Note that the process-control interface allows CAP_SYS_RESOURCE
and could probably be made to work. As for pkexec, you are right that this is not currently supported in strict mode, but it could be at a future date. An alternative approach would be extending userd to run pkexec on behalf of your snap. Both needs design and aren’t currently roadmapped. Today, use of pkexec is an unsupported use case for classic.
That said, the need for your snap to adjust RLIMIT_RTTIME
suggests there is a bug in pulseaudio and perhaps you should try to get it fixed there.

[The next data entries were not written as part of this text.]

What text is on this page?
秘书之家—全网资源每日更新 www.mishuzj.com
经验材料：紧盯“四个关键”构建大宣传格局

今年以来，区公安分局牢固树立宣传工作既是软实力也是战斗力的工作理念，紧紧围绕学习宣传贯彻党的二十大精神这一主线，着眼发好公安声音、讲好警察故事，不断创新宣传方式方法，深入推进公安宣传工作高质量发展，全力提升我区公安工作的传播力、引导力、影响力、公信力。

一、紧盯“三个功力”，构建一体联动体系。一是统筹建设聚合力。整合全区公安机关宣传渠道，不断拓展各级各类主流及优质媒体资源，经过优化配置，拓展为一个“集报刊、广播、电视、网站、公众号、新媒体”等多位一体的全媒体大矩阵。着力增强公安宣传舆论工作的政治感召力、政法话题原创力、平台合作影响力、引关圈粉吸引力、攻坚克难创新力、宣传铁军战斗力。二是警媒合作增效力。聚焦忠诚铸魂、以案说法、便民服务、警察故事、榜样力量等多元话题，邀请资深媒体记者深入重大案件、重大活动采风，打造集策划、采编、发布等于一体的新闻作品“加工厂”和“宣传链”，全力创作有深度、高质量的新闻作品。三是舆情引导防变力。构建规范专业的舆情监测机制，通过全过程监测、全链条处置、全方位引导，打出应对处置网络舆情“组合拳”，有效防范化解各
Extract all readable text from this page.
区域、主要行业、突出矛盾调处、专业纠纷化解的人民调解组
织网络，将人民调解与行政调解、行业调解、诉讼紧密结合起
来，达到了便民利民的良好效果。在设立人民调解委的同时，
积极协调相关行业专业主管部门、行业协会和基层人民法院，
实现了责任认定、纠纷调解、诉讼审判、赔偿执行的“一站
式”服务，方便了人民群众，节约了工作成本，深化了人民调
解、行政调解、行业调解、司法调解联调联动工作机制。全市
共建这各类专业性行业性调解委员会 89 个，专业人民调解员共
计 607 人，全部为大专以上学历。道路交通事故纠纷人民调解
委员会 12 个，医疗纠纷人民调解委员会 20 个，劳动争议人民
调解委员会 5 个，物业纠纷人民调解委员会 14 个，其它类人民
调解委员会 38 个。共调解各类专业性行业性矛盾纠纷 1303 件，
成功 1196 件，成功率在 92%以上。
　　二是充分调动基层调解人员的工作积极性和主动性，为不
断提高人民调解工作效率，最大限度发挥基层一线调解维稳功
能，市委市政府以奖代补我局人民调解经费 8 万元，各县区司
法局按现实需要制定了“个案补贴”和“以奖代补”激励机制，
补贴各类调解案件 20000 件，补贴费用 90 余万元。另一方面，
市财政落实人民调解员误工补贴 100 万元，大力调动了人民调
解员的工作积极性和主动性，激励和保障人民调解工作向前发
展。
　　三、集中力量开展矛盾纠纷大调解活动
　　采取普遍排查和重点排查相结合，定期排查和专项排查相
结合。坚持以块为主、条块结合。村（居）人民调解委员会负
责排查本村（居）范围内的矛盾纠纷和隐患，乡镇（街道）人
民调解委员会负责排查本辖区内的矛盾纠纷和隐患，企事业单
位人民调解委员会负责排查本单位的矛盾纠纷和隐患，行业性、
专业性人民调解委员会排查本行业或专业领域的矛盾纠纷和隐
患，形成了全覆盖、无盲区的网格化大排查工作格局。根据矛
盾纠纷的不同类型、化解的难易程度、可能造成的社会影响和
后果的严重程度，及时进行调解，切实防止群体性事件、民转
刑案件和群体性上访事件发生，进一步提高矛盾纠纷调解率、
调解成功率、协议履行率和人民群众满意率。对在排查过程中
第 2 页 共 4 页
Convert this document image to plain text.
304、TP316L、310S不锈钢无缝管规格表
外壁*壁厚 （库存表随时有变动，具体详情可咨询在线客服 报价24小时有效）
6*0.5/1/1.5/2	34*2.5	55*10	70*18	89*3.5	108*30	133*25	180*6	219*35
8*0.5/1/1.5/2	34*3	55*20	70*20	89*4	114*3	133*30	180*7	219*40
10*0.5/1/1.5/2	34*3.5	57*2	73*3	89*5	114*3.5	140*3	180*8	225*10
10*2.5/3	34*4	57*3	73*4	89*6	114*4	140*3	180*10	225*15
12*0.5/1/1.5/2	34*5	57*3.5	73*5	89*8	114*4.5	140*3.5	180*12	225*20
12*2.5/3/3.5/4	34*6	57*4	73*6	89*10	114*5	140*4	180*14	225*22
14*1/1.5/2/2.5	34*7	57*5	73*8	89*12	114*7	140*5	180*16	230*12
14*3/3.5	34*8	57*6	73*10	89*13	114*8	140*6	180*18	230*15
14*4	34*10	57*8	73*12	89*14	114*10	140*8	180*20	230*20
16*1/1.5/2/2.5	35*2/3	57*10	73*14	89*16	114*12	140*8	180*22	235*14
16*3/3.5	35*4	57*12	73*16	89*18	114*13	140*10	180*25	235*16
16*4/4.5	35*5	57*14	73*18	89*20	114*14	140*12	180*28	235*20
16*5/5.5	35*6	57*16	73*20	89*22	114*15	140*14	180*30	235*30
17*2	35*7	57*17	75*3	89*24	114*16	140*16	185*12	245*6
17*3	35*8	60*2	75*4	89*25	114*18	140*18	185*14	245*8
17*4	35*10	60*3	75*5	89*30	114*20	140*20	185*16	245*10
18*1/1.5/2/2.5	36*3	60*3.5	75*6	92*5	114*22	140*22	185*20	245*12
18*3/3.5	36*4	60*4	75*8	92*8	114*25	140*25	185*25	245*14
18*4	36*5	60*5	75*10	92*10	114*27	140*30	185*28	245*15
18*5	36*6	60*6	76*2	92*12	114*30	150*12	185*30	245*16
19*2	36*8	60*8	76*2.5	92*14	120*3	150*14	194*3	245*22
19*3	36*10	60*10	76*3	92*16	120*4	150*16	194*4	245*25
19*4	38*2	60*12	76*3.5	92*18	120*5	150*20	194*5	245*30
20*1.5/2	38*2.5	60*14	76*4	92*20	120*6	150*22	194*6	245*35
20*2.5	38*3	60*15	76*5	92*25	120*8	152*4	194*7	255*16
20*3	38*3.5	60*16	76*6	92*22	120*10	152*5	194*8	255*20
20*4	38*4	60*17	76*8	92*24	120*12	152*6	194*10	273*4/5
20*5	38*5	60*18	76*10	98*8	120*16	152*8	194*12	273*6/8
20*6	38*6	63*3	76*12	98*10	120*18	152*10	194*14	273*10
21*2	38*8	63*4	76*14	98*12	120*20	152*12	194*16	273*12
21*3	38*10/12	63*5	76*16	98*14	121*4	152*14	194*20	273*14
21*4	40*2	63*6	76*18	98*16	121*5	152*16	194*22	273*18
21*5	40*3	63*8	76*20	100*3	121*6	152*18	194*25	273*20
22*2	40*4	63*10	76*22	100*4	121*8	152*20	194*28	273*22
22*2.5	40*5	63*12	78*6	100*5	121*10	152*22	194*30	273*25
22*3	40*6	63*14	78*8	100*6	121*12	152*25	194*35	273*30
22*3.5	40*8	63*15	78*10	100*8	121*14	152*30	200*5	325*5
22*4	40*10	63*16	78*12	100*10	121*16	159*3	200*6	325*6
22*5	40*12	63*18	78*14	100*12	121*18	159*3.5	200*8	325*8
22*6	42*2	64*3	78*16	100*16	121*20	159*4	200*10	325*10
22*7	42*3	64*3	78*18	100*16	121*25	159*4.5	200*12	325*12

Barring that, once pulseaudio-control is implemented and your snap could otherwise be made strict, I think the path forward would be instead of using pkexec or the process-control interface, for you to use the system-files interface to read /etc/pulse/daemon.conf
so you could alert users to make any necessary changes if they’ve set . Alternatively, you could use it for write access to the file so your snap could make the change itself (which could be done in a configure hook or one-shot daemon).
@alexmurray - you’re right that this doesn’t fit any currently supported use cases, but there is a clear path forward with a pulseaudio-control interface and it should be noted that on systems without a mediating pulseaudio (ie, non-Ubuntu and its derivatives currently), this snap should be able to work today in strict mode. As such, I think we don’t need to worry about adding a new use case to our processes at this time; we just need someone to create the pulseaudio-control interface and adjust the Ubuntu patches to check for it. This would likely fall on the desktop team (cc @kenvandine and @jamesh, but it doesn’t have to).
At this point per @pedronis comments (and our agreement that is the path forward), the requirements are understood but I’d like to put a condition on use of classic: @lawl, once the pulseaudio-control interface is implemented and the pulseaudio mediation patches updated, will you move your snap from classic to strict mode? Also, other than potentially writing a configure hook/one-shot daemon for modifying daemon.conf, will your snap ship any services?